Aggregate rows in a table

Aggregation is used to perform computations over multiple rows of a table. When we do this, we say that we are aggregating these rows—that is, forming aggregates in order to perform an operation on them.

For example, suppose I ask the following question ...

What is the average weight of each color of apple?

I need to calculate a value for each aggregate:

• one value (the average weight) for multiple apples (all of the green apples)

• one value (the average weight) for all of the red apples

• etc.

As you have guessed, we will calculate as many average weight values as there are colors of apples.

Are you beginning to see the importance of aggregation?

A proper aggregation consists of two steps, and therefore has two elements:

1. a group of partitioning attributes (such as color)

2. one (or more) aggregate function(s) (such as average)

Partition

If I partition my apples by color, this means I form groups of apples (called aggregates), and the apples within each group all have the same color.

I can also partition by multiple attributes. For example, let’s say that I add an attribute to my apple table called bruised, a Boolean attribute that is  ` TRUE`  if the apple is bruised. I can partition my apples on the basis of both attributes, color and bruised. The result will be groups within which all of the apples have the same color and the same value for the bruised attribute:

Apply aggregate functions

Once the aggregates are formed, you need to do something with them!

This is where aggregate functions come in. Their role is to take a group of multiple rows, perform a calculation on them, and return a single value for each group.

For example, you could apply a function to calculate the average weight of each group of apples—first the group of bruised green apples, then the group of non-bruised yellow apples, etc.

Generally, the aggregate function takes a list and returns a single value. For example, to calculate the  average  price per kilo of the apples, the  ` average`  function would take the weights of the apples in the aggregate, and return the average value for this list. That’s what’s happening in the image above.

The result

Here is the result of an aggregation operation with partitioning by the attributes color and bruised, in which two aggregate functions are applied.
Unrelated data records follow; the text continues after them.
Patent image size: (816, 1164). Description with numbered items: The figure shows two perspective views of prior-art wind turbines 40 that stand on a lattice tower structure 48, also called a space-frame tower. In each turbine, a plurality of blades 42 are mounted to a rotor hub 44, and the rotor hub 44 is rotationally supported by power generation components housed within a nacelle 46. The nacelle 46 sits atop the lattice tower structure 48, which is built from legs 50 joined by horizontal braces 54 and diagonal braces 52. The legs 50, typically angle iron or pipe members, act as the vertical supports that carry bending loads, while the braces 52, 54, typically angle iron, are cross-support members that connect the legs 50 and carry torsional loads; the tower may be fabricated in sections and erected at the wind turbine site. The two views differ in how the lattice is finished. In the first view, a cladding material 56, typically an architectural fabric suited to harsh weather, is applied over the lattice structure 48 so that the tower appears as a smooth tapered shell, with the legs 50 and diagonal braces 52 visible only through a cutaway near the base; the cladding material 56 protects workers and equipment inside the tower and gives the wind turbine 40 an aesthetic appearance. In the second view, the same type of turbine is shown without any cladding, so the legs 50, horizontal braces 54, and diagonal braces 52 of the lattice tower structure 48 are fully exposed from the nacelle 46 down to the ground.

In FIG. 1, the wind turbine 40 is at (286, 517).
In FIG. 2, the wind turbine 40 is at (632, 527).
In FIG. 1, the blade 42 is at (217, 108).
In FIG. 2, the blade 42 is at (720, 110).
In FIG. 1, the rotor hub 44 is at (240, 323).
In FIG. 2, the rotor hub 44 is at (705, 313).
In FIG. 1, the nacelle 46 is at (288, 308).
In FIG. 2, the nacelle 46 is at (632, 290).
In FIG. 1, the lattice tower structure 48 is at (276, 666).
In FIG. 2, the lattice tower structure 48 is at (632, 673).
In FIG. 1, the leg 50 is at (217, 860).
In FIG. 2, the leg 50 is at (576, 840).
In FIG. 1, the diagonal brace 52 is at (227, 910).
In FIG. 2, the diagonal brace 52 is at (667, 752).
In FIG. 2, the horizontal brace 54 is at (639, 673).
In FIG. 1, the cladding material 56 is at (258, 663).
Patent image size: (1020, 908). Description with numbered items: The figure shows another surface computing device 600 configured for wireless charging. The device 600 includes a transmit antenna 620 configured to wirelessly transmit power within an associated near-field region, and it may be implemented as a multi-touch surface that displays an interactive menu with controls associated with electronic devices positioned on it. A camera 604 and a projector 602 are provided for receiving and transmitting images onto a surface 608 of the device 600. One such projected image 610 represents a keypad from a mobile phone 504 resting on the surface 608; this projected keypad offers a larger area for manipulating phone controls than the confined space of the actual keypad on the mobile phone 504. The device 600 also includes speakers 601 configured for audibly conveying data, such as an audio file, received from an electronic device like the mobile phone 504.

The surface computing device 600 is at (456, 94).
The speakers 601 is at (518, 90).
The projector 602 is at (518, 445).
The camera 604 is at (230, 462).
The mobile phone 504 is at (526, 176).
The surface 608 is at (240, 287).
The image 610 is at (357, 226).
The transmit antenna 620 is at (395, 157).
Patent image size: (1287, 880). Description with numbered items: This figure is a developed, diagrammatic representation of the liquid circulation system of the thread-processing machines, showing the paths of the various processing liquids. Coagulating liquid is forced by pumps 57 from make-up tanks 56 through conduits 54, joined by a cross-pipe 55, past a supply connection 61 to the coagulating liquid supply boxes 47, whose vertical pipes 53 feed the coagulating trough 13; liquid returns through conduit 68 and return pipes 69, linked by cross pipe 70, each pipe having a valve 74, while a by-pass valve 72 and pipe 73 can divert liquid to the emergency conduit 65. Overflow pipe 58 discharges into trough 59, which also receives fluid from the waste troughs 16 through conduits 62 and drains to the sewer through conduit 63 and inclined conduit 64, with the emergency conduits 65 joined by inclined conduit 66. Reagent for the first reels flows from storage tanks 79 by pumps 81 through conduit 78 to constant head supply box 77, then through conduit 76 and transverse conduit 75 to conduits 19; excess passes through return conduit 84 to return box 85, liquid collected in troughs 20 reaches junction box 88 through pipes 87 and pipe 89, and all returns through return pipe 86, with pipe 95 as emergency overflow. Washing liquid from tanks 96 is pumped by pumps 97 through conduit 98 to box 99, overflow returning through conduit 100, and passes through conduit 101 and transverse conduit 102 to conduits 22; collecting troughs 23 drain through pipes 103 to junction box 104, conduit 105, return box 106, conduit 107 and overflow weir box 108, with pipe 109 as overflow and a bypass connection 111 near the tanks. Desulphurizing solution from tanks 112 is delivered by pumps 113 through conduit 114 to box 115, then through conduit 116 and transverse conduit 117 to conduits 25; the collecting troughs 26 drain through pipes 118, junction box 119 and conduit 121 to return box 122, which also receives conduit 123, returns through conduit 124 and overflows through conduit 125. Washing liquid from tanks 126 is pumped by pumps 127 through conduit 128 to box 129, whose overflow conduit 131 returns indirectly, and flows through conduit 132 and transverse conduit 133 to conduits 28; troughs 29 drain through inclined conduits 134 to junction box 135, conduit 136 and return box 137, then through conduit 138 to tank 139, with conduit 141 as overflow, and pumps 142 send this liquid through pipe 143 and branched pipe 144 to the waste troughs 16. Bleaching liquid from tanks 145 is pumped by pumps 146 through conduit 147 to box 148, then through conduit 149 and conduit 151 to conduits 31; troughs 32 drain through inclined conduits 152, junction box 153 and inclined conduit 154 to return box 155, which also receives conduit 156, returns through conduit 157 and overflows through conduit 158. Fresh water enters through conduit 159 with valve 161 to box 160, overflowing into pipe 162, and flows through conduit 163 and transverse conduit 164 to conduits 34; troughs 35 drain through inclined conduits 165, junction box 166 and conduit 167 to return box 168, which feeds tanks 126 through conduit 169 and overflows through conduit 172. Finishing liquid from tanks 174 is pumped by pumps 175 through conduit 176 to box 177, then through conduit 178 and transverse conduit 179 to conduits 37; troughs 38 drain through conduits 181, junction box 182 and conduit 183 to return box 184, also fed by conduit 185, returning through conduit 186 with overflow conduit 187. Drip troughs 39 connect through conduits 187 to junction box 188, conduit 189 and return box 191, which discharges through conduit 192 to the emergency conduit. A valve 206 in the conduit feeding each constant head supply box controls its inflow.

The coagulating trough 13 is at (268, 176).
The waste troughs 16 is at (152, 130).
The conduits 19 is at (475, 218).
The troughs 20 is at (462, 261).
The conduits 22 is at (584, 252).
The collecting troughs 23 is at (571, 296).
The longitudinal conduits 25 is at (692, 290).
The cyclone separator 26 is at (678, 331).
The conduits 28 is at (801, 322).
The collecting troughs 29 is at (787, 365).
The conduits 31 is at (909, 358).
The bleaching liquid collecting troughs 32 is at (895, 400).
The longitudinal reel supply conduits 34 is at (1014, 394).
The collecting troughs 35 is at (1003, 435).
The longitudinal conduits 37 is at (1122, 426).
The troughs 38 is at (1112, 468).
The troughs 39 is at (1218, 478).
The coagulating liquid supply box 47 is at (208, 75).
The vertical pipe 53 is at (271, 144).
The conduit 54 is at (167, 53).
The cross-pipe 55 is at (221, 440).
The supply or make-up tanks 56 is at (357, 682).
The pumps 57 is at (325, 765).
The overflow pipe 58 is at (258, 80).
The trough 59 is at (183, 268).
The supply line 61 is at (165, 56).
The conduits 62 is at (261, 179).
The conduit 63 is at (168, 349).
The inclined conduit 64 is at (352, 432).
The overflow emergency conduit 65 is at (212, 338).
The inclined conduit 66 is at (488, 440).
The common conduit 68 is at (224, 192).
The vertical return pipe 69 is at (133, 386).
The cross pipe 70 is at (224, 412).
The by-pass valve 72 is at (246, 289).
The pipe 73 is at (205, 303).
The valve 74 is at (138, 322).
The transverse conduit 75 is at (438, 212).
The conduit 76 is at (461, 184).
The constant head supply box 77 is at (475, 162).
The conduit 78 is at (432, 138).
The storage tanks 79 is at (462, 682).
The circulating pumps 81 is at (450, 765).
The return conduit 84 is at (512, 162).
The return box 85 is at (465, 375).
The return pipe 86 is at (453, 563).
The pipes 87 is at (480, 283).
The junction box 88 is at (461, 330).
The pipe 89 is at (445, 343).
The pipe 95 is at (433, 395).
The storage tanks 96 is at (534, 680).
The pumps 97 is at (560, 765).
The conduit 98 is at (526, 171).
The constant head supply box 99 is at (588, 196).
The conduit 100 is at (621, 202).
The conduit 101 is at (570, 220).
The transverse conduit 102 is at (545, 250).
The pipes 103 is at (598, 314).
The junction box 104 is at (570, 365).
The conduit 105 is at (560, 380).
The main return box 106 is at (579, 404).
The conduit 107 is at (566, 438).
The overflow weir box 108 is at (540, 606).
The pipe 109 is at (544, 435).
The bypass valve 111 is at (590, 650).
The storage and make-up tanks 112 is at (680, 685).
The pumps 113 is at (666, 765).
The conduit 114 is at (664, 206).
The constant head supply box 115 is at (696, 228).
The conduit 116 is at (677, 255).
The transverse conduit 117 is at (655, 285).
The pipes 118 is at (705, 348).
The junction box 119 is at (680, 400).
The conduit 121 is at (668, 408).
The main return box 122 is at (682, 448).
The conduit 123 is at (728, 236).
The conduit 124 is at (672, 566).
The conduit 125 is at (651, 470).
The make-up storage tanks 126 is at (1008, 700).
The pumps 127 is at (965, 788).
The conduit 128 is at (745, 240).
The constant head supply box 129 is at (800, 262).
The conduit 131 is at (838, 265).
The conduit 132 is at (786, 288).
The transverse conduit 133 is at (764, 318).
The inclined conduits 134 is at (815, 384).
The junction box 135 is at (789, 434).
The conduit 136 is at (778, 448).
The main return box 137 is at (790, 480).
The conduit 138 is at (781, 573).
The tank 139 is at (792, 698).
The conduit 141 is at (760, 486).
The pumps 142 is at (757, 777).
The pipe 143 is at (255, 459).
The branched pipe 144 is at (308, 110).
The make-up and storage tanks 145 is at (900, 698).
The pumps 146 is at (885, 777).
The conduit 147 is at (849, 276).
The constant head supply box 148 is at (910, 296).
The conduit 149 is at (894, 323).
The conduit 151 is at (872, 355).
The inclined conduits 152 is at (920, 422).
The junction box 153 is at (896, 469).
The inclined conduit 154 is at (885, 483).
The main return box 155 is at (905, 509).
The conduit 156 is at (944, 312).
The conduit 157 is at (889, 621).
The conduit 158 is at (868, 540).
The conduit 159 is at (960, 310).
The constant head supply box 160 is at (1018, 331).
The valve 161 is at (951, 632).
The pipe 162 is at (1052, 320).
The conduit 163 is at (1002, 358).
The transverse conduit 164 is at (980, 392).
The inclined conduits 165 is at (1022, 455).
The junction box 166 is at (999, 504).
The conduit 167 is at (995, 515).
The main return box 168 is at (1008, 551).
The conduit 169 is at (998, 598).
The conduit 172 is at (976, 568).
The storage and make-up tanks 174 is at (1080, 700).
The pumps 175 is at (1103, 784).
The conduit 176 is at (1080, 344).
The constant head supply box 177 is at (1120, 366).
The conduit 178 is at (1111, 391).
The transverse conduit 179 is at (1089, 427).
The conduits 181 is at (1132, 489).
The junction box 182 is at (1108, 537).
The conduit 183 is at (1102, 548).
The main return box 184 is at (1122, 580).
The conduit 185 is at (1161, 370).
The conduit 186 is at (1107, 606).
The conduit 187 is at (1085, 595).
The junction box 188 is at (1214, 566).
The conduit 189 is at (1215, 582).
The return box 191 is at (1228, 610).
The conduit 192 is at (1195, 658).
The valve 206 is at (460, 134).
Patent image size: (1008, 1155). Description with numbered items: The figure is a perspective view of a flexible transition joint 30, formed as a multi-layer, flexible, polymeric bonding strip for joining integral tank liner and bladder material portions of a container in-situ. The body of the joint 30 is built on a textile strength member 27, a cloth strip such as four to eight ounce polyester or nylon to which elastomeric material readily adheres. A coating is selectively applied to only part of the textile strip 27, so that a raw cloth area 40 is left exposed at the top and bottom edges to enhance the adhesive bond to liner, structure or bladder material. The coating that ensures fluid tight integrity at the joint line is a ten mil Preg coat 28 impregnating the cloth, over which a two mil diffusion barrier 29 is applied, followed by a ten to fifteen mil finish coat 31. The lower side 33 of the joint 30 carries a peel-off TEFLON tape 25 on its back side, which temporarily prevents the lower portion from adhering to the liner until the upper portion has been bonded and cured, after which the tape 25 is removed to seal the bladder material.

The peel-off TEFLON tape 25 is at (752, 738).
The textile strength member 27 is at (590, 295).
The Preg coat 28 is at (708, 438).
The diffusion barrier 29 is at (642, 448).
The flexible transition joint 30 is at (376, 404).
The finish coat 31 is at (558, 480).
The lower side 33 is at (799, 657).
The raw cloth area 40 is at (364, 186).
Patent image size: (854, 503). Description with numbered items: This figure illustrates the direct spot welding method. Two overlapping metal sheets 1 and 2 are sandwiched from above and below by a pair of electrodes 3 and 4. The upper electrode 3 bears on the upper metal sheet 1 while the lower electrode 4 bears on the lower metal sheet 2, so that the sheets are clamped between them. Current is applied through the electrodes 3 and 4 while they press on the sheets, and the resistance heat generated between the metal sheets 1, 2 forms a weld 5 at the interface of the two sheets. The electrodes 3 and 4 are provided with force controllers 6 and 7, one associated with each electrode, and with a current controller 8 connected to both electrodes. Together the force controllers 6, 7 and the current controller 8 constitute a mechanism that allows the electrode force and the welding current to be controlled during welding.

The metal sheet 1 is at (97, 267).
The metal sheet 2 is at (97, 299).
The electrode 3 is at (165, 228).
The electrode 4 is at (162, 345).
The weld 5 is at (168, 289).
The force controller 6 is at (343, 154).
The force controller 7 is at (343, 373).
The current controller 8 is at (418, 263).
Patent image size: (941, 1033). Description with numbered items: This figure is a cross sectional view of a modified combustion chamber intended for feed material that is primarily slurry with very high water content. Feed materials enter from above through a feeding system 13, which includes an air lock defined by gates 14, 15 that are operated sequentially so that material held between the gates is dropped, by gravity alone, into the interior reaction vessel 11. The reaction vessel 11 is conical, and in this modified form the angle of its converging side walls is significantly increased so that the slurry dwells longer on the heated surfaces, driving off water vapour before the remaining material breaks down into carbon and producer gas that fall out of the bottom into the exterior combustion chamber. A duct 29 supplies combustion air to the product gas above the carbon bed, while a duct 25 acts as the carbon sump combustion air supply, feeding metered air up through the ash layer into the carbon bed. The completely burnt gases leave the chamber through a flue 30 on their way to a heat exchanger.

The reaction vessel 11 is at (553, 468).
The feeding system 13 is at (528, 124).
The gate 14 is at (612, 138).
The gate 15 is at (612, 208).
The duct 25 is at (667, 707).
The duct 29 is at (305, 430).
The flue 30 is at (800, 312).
1. the  `average`  function (abbreviated avg), applied to the weight of the apples

2. the  `count`  function, which counts the number of apples in the aggregate

 color bruised avg (weight) count green True 134 g 1 green False 151.5 g 2 red False 146.5 g 2 red True 182 g 1

According to this result, the average weight of the two green, non-bruised apples is 151.5 grams. Cool, no?

We’ll be looking ahead to the day when you are confronted with a Big Data problem, involving a huge data set that needs to be processed.

When the data set is too large, several computers (servers) are often used to process the data in parallel—it goes much faster! You need only one server to coordinate the others and distribute the data judiciously among the parallel servers. One way to approach this is to use the MapReduce technique.

With MapReduce, the information is first divided into small chunks. Each chunk has a key and a value. Next, a reduce function is defined. When it’s time to execute the calculation, all of the chunks of information that have a particular key are directed to the same parallel server. This server then applies the reduce function to all of the values of the chunks it receives that have the same key.

MapReduce works in exactly the same way as aggregation. Here is how they correspond:

 Map Reduce Aggregation Information chunk 1 row of a table Key Partitioning attributes Value Attributes sent to the aggregate function Reduce Function Aggregate Function

Take another look at the above illustration, which explains partitioning by attributes. The right side of the graphic shows a table divided into several parts. MapReduce directs each of these parts to a different server. The server then applies the reduce function, which is, for example, the average function.

It’s as simple as that!

• The two parts to an aggregation are:

• partitioning attributes

• aggregate function(s)

• A basic aggregate function takes multiple input values and returns a single value.

• Aggregation results in a table with fewer rows (as many rows as aggregates)...

• ... and these rows do not represent the same objects as the original table, with the latter representing groups of rows based on a partitioning attribute.